DIRECTOR/WRITER: Greg Homann

PERFORMER/WRITER: Louise Saint-Claire

VENUE: Pieter Toerien Theatre at Montecasino

UNTIL: June 8

RATING: 4 stars (out of 5)

Diane de Beer

If you want to escape the chaos of your life and giggle at the madness of someone else’s, this is it. It’s a stress-releaser deluxe, fast and funny with extraordinary acting.

Saint-Claire (pictured) and Homann have cleverly leapt ahead of the zeitgeist and captured the new millennium and the life of ordinary middle-class suburban families with grand abandon and there’s no one who won’t recognise this life that is suddenly hysterically out of control.

As we try to manage our swiftly spinning roller-coaster lives in today’s fast world, most of us hardly finish a sentence before dashing off to complete another chore, and on the way there, you’ve forgotten what you left behind and where you’re going.

That’s what these two have captured so brilliantly in madcap fashion which is just the way to unravel this tragic tale unfolding in almost all our lives.

The play is short and sassy, as Saint-Claire plays with five doors, basically five voices with each emerging through a different door, and the numbers increase as the action gets more heated. While she’s running around playing all the different characters, they’ve cunningly allowed the audience a backstage glimpse of the speed at which everything has to happen.

It’s all wink, wink, nudge, nudge, with Saint-Claire given a platform to display her comic prowess, which is huge fun to watch. From the whiny, oblivious selfie-obsessed teenager, the shy, stuttering son, a mother-in-law who rarely surfaces from her liquid induced state, a husband who is immersed in his world of invention, a he-man, handyman with an accent, a few cats, some yapping dogs and at the centre of the home, a working mother, all of whom tell this tale of a family in fanatical daily flux.

It’s all been tied together with a clever script, and fine detail in words and workspace that allows for an extra smile and an actress who knows how to work with everything – from the top of her head to the soles of her feet.

It is the work and the performance in tandem that give this such a warm edge.

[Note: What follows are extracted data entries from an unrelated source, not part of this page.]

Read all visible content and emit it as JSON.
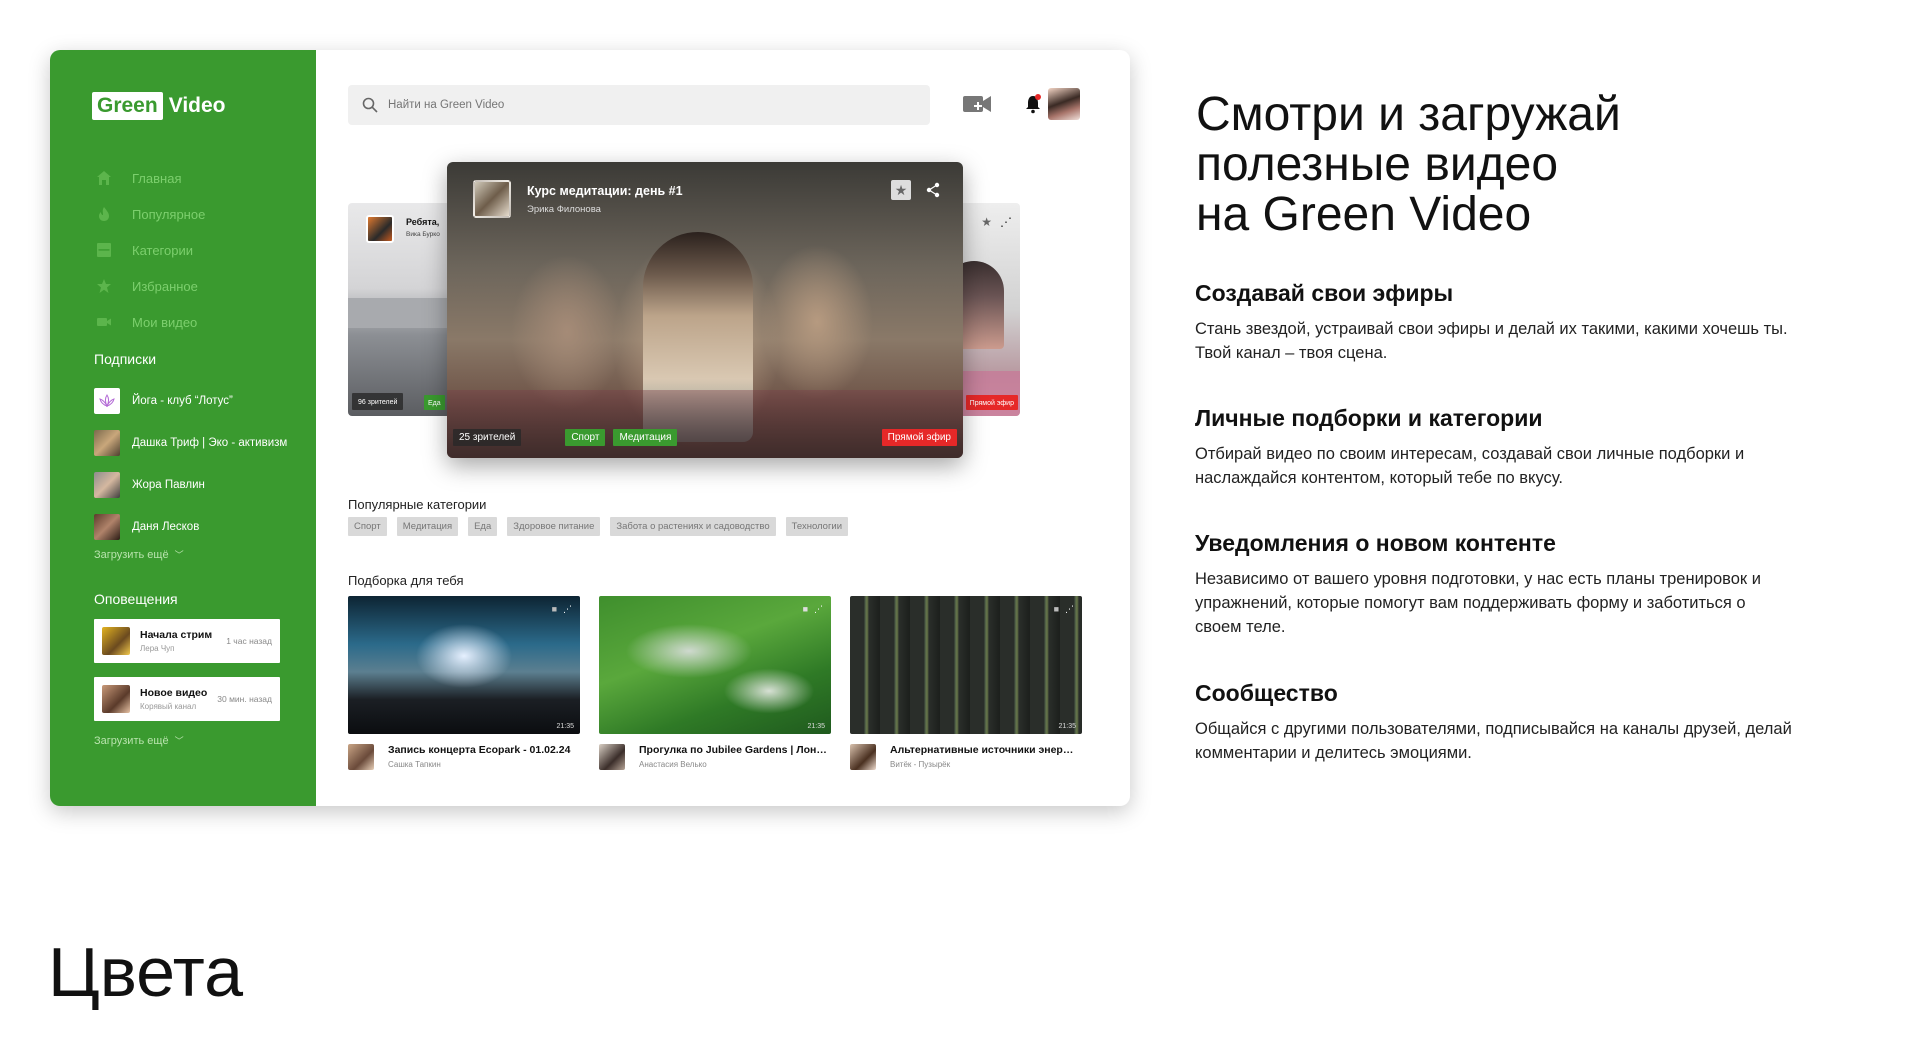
{
  "app": {
    "logo_box": "Green",
    "logo_text": "Video",
    "nav": [
      {
        "label": "Главная",
        "icon": "home-icon"
      },
      {
        "label": "Популярное",
        "icon": "flame-icon"
      },
      {
        "label": "Категории",
        "icon": "grid-icon"
      },
      {
        "label": "Избранное",
        "icon": "star-icon"
      },
      {
        "label": "Мои видео",
        "icon": "video-icon"
      }
    ],
    "subscriptions_title": "Подписки",
    "subscriptions": [
      {
        "name": "Йога - клуб “Лотус”"
      },
      {
        "name": "Дашка Триф | Эко - активизм"
      },
      {
        "name": "Жора Павлин"
      },
      {
        "name": "Даня Лесков"
      }
    ],
    "load_more": "Загрузить ещё",
    "notifications_title": "Оповещения",
    "notifications": [
      {
        "title": "Начала стрим",
        "sub": "Лера Чуп",
        "time": "1 час назад"
      },
      {
        "title": "Новое видео",
        "sub": "Корявый канал",
        "time": "30 мин. назад"
      }
    ],
    "search_placeholder": "Найти на Green Video",
    "featured": {
      "title": "Курс медитации: день #1",
      "author": "Эрика Филонова",
      "viewers": "25 зрителей",
      "tags": [
        "Спорт",
        "Медитация"
      ],
      "live": "Прямой эфир"
    },
    "left_card": {
      "title": "Ребята,",
      "author": "Вика Бурко",
      "viewers": "96 зрителей",
      "tag": "Еда"
    },
    "right_card": {
      "live": "Прямой эфир"
    },
    "popular_title": "Популярные категории",
    "categories": [
      "Спорт",
      "Медитация",
      "Еда",
      "Здоровое питание",
      "Забота о растениях и садоводство",
      "Технологии"
    ],
    "recommend_title": "Подборка для тебя",
    "recommendations": [
      {
        "title": "Запись концерта Ecopark - 01.02.24",
        "author": "Сашка Тапкин",
        "duration": "21:35"
      },
      {
        "title": "Прогулка по Jubilee Gardens | Лон…",
        "author": "Анастасия Велько",
        "duration": "21:35"
      },
      {
        "title": "Альтернативные источники энер…",
        "author": "Витёк - Пузырёк",
        "duration": "21:35"
      }
    ],
    "colors": {
      "brand": "#3a9a2f",
      "live": "#e62828"
    }
  },
  "marketing": {
    "hero": [
      "Смотри и загружай",
      "полезные видео",
      "на Green Video"
    ],
    "features": [
      {
        "title": "Создавай свои эфиры",
        "text": "Стань звездой, устраивай свои эфиры и делай их такими, какими хочешь ты. Твой канал – твоя сцена."
      },
      {
        "title": "Личные подборки и категории",
        "text": "Отбирай видео по своим интересам, создавай свои личные подборки и наслаждайся контентом, который тебе по вкусу."
      },
      {
        "title": "Уведомления о новом контенте",
        "text": "Независимо от вашего уровня подготовки, у нас есть планы тренировок и упражнений, которые помогут вам поддерживать форму и заботиться о своем теле."
      },
      {
        "title": "Сообщество",
        "text": " Общайся с другими пользователями, подписывайся на каналы друзей, делай комментарии и делитесь эмоциями."
      }
    ],
    "colors_title": "Цвета"
  }
}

It’s not simply a matter of an accent or a look. It’s the way her eyes lose all sense of focus when she wants her teenager to dither or the necktie that does a dance all of its own. There’s the pronunciation of specific words when a gambling granny gets online, or simply the stance of an oke who knows he’s much more than any old bloke.

At a time when we all sometimes need some time out, this is a chance to step off your world and recharge – with a smile.